Bitcoin recently touched past the $25,000 mark in a recent rally, but given the way the leading cryptocurrency has been behaving as of late, investors have to wonder whether it’s a flash rally or something more sustainable. Recent short-term buying activity could point to potential long-term support.
According to a Cointelegraph article, recent short-term buying of bitcoin could be forecasting a sustained accumulation phase. According to the article, there’s been a “recent spike in short-term Bitcoin (BTC) holders could signal a ‘final flush’ of sellers, meaning the capitulation events have played out, leaving the market ready for months of accumulation.”
“The latest ‘The Week On Chain’ report from market analysis firm Glassnode on Monday points out short-term holders (STHs) have expanded their holdings by 330,000 BTC since May’s catastrophic Terra collapse,” the report added further, noting the collapse of certain cryptocurrency coins in what’s been somewhat of a cleansing in the crypto market. “As a result, they may be the canary in the coal mine signaling the path to market recovery.”
Mirroring a Standard Economic Cycle
The accumulation phase is akin to the expansion phase in an economic cycle. Prior to an expansion is the trough, which is marked by a point of low economic growth just before recovery.
Bitcoin, and the whole cryptocurrency market, experienced its own version of a trough in the first half of 2022 with heavy sell-offs. The month of July could potentially be the start of a comeback, which happened the previous year before bitcoin skyrocketed to a new all-time high in late 2021.

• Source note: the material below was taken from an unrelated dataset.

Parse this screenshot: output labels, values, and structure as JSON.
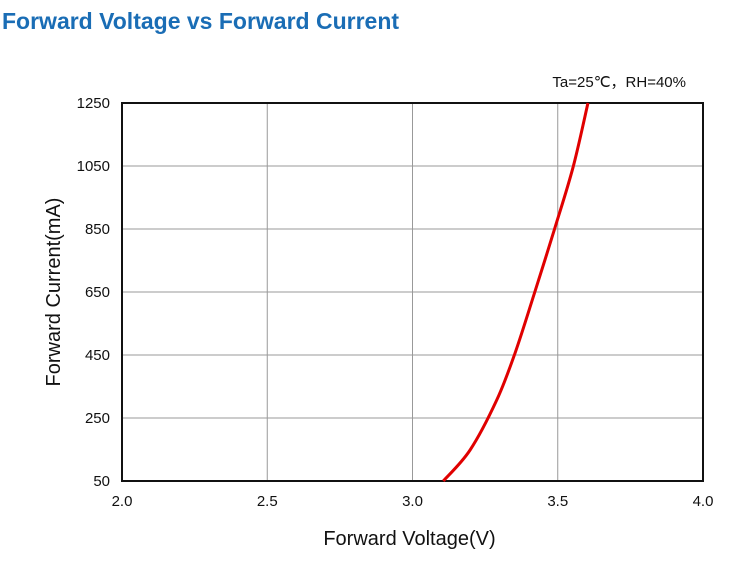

As opposed to accumulating bitcoin, investors can also opt for getting exposure to futures contracts in bitcoin via the ProShares Bitcoin ETF (BITO ). With cryptocurrency regulation still in its infancy, BITO will allow investors to get bitcoin exposure on a traditional market exchange.
Furthermore, BITO is actively managed, giving investors dynamic exposure to the bitcoin futures market. This puts portfolio management in the hands of market professionals who can increase or reduce exposure to contracts given the current nature of the ever-changing, volatile crypto market.